Author : C. G. Crisp
Publisher : Indiana University Press
Page : 522 pages
File Size : 35,99 MB
Release : 1993
Category : Motion pictures
ISBN : 9780253315502
Colin Crisp re-evaluates the stylistic evolution of the classic French cinema, and represents the New Wave film-makers as its natural heirs rather than the mould-breakers they perceived themselves to be.
Author : Tino Balio
Publisher : Univ of California Press
Page : 500 pages
File Size : 11,63 MB
Release : 1995
Category : Business & Economics
ISBN : 9780520203341
The advent of color, big musicals, the studio system, and the beginning of institutionalized censorship made the thirties the defining decade for Hollywood. The year 1939, celebrated as "Hollywood's greatest year," saw the release of such memorable films as Gone with the Wind, The Wizard of Oz, and Stagecoach. It was a time when the studios exercised nearly absolute control over their product as well as over such stars as Bette Davis, Clark Gable, and Humphrey Bogart. In this fifth volume of the award-winning series History of the American Cinema, Tino Balio examines every aspect of the filmmaking and film exhibition system as it matured during the Depression era.

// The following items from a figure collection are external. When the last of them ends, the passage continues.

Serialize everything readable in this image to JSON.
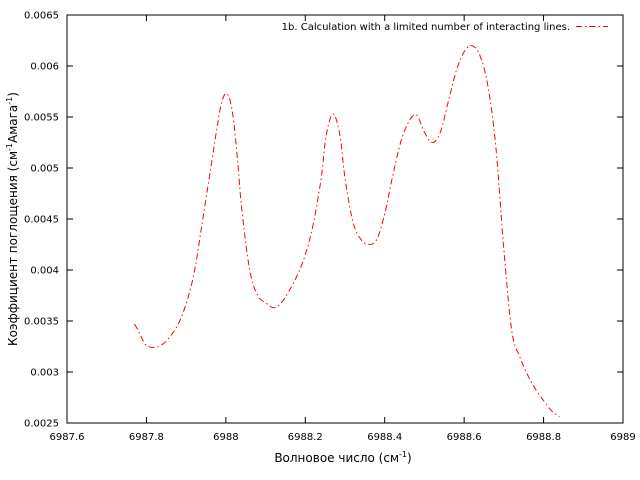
{
  "chart_data": {
    "type": "line",
    "xlabel": "Волновое число (см",
    "xlabel_sup": "-1",
    "xlabel_end": ")",
    "ylabel": {
      "part1": "Коэффициент поглощения (см",
      "sup1": "-1",
      "part2": "Амага",
      "sup2": "-1",
      "part3": ")"
    },
    "xlim": [
      6987.6,
      6989
    ],
    "ylim": [
      0.0025,
      0.0065
    ],
    "x_ticks": [
      6987.6,
      6987.8,
      6988,
      6988.2,
      6988.4,
      6988.6,
      6988.8,
      6989
    ],
    "x_tick_labels": [
      "6987.6",
      "6987.8",
      "6988",
      "6988.2",
      "6988.4",
      "6988.6",
      "6988.8",
      "6989"
    ],
    "y_ticks": [
      0.0025,
      0.003,
      0.0035,
      0.004,
      0.0045,
      0.005,
      0.0055,
      0.006,
      0.0065
    ],
    "y_tick_labels": [
      "0.0025",
      "0.003",
      "0.0035",
      "0.004",
      "0.0045",
      "0.005",
      "0.0055",
      "0.006",
      "0.0065"
    ],
    "grid": false,
    "legend_position": "top-right",
    "series": [
      {
        "name": "1b. Calculation with a limited number of interacting lines.",
        "color": "#ff0000",
        "line_style": "dash-dot",
        "x": [
          6987.77,
          6987.78,
          6987.79,
          6987.8,
          6987.82,
          6987.84,
          6987.86,
          6987.88,
          6987.9,
          6987.92,
          6987.94,
          6987.96,
          6987.98,
          6987.99,
          6988.0,
          6988.01,
          6988.02,
          6988.03,
          6988.04,
          6988.06,
          6988.08,
          6988.1,
          6988.12,
          6988.14,
          6988.16,
          6988.18,
          6988.2,
          6988.22,
          6988.24,
          6988.25,
          6988.26,
          6988.27,
          6988.28,
          6988.29,
          6988.3,
          6988.32,
          6988.34,
          6988.36,
          6988.38,
          6988.4,
          6988.42,
          6988.44,
          6988.46,
          6988.48,
          6988.5,
          6988.52,
          6988.54,
          6988.56,
          6988.58,
          6988.6,
          6988.62,
          6988.64,
          6988.66,
          6988.68,
          6988.7,
          6988.72,
          6988.74,
          6988.76,
          6988.78,
          6988.8,
          6988.82,
          6988.84
        ],
        "y": [
          0.00347,
          0.0034,
          0.00332,
          0.00326,
          0.00324,
          0.00327,
          0.00335,
          0.00347,
          0.00367,
          0.00397,
          0.00445,
          0.00495,
          0.00545,
          0.00565,
          0.00573,
          0.00567,
          0.00545,
          0.00505,
          0.0046,
          0.004,
          0.00375,
          0.00368,
          0.00363,
          0.00368,
          0.0038,
          0.00395,
          0.00415,
          0.00445,
          0.0049,
          0.00525,
          0.00545,
          0.00553,
          0.00545,
          0.00525,
          0.0049,
          0.00447,
          0.0043,
          0.00425,
          0.0043,
          0.00455,
          0.00492,
          0.00525,
          0.00545,
          0.00552,
          0.00535,
          0.00525,
          0.00535,
          0.00565,
          0.00595,
          0.00614,
          0.0062,
          0.0061,
          0.0058,
          0.0052,
          0.0042,
          0.0034,
          0.00315,
          0.00297,
          0.00283,
          0.00272,
          0.00262,
          0.00256
        ]
      }
    ]
  }
}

Author : Sandy Flitterman-Lewis
Publisher : Columbia University Press
Page : 396 pages
File Size : 44,45 MB
Release : 1996
Category : Performing Arts
ISBN : 9780231104975
Explores impact of 3 women filmmakers on French films
Author : Mark A. Vieira
Publisher : Univ of California Press
Page : 526 pages
File Size : 47,4 MB
Release : 2009-11-05
Category : Performing Arts
ISBN : 0520945115
Hollywood in the 1920s sparkled with talent, confidence, and opportunity. Enter Irving Thalberg of Brooklyn, who survived childhood illness to run Universal Pictures at twenty; co-found Metro-Goldwyn-Mayer at twenty-four; and make stars of Lon Chaney, Norma Shearer, Greta Garbo, Joan Crawford, Clark Gable, and Jean Harlow. Known as Hollywood's "Boy Wonder," Thalberg created classics such as Ben-Hur, Tarzan the Ape Man, Grand Hotel, Freaks, Mutiny on the Bounty, and The Good Earth, but died tragically at thirty-seven. His place in the pantheon should have been assured, yet his films were not reissued for thirty years, spurring critics to question his legend and diminish his achievements. In this definitive biography, illustrated with rare photographs, Mark A. Vieira sets the record straight, using unpublished production files, financial records, and correspondence to confirm the genius of Thalberg's methods. In addition, this is the first Thalberg biography to utilize both his recorded conversations and the unpublished memoirs of his wife, Norma Shearer. Irving Thalberg is a compelling narrative of power and idealism, revealing for the first time the human being behind the legend.
Author : Christine Gledhill
Publisher :
Page : 364 pages
File Size : 48,30 MB
Release : 1987
Category : Cinema
ISBN : 9780851702001
Deals with feminism and melodrama
Author : James Lastra
Publisher : Columbia University Press
Page : 289 pages
File Size : 23,24 MB
Release : 2000-07-18
Category : Performing Arts
ISBN : 0231505469
Representational technologies including photography, phonography, and the cinema have helped define modernity itself. Since the nineteenth century, these technologies have challenged our trust of sensory perception, given the ephemeral unprecedented parity with the eternal, and created profound temporal and spatial displacements. But current approaches to representational and cultural history often neglect to examine these technologies. James Lastra seeks to remedy this neglect. Lastra argues that we are nowhere better able to track the relations between capital, science, and cultural practice than in photography, phonography, and the cinema. In particular, he maps the development of sound recording from its emergence to its confrontation with and integration into the Hollywood film. Reaching back into the late eighteenth century, to natural philosophy, stenography, automata, and human physiology, Lastra follows the shifting relationships between our senses, technology, and representation.